Breaking TCP/IP
Attempts to whack your system using TCP/IP weaknesses also abound. The most popular of these is the SYN attack. SYN works by taking advantage of the protocol handshake between two Internet applications. It's designed to work by starting an application session by sending a TCP SYN (synchronisation) packet to another program. That application then replies with a TCP SYN-ACK acknowledgment packet; the first program then responds with an ACK (acknowledgment). Once the applications have made their handshake, they're ready to work with each other.
A SYN attack overwhelms its victim with a flood of TCP SYN packets. Every SYN packet forces the targeted server to produce a SYN-ACK response and then wait for the appropriate ACK. This quickly leads to a situation where outstanding SYN-ACKs pile up behind each other in a backlog queue. When the backlog queues fill up, the system stops acknowledging incoming SYN requests.
If the SYN attack includes SYN packets with bad source IP addresses, the situation grows worse more quickly. In such a case, when the SYN-ACKs are sent out, the ACK never comes back.
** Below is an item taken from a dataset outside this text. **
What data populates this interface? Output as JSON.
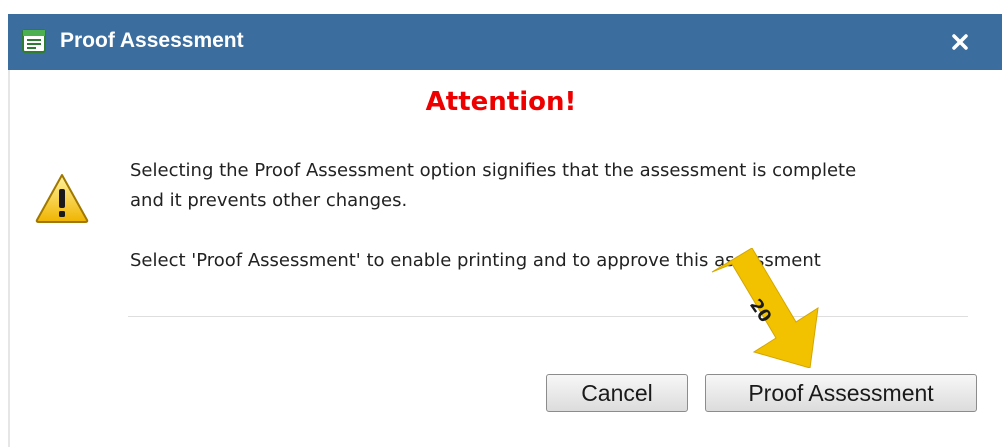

The quickly overfilling backlog queue usually puts an end to legitimate application SYN requests getting through.
Adding insult to injury, the similar Land attack employs spoofed SYN packets, with IP addresses forged to look like they come from within your network. Now, the SYN attacks appear to be coming from within your firewall, adding to your problems.
Most up-to-date operating systems and firewalls can stop SYNing in its tracks. Another easy way to prevent SYNing is to set your firewall to block all incoming packets with known bad source IP addresses. This list should include external packets that bear spoofed IP addresses from the following IP ranges, which are reserved for internal use only: 10.0.0.0 to 10.255.255.255, 127.0.0.0 to 127.255.255.255, 172.16.0.0 to 172.31.255.255, and 192.168.0.0 to 192.168.255.255.